Eso era algo que había previsto.

—Claro, pero harás lo que yo te diga —Y sacó la cartera, extrayendo a continuación un billete de cincuenta. Mirella se lo guardó en el bolso y comenzó a desnudarse.

—Por lo menos pon una manta, cariño —suplicó sin mucha fe la prostituta, en ropa interior.

El hombre fue a buscar una estera de gomaespuma, que empleaba para hacer abdominales. Al regresar, Mirella se había quitado las bragas. Sí, su coño era rubio, sin rasurar.

Se tendió sobre la estera en cuanto se quitó el sujetador rojo. Abrió las piernas y le ofreció un preservativo que guardaba en su mano derecha.

El hombre lo rechazó.

—No voy a follarte.

—¿Qué te gusta?

—Quédate quieta. Cierra los ojos.

La prostituta no obedeció al principio. Insistió en saber lo que quería de ella.

—Cierra los ojos —repitió él.

—¡No te creas que vas a hacerme daño!—. La prostituta se incorporó alterada, apoyándose en los codos.

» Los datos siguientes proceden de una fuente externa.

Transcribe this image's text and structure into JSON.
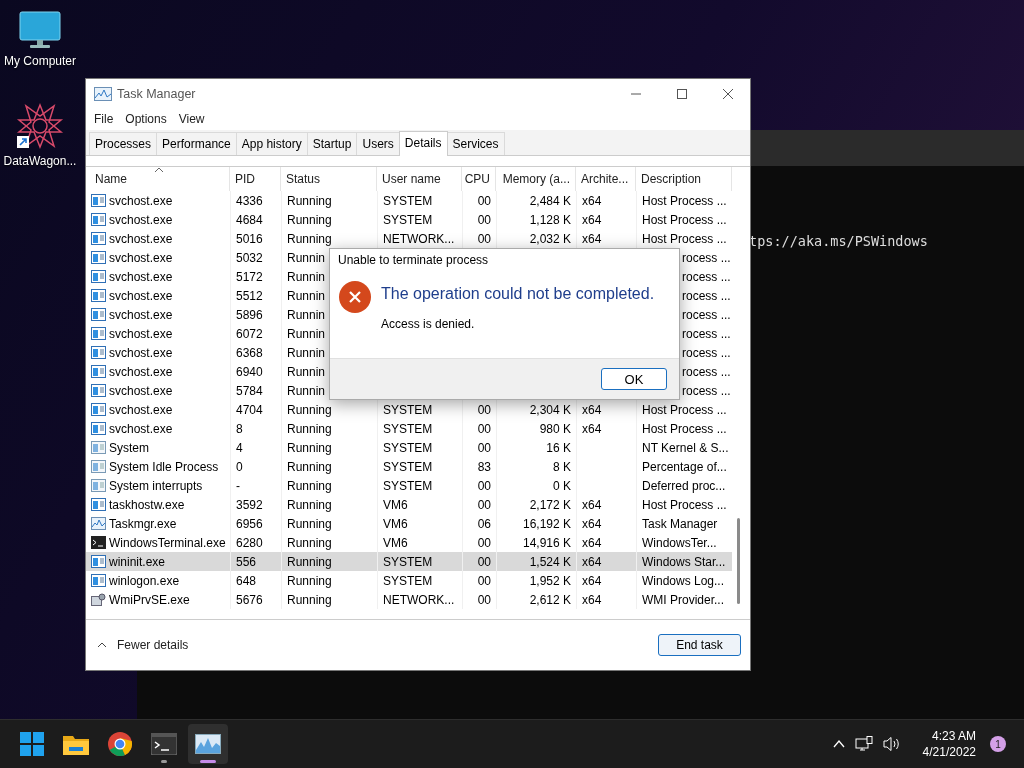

—¡Ciérralos de una puta vez y quédate quieta, coño!—bramó el hombre.

Mirella deseaba salir de allí cuanto antes, así que su única salida era seguirle la corriente. ¿Qué daño podía hacerle aquel degenerado? No era peor que otros; sólo que tenía la mirada helada y no olía a alcohol como la mayoría. Además…, no se atrevería… Jesús conocía la dirección del «servicio».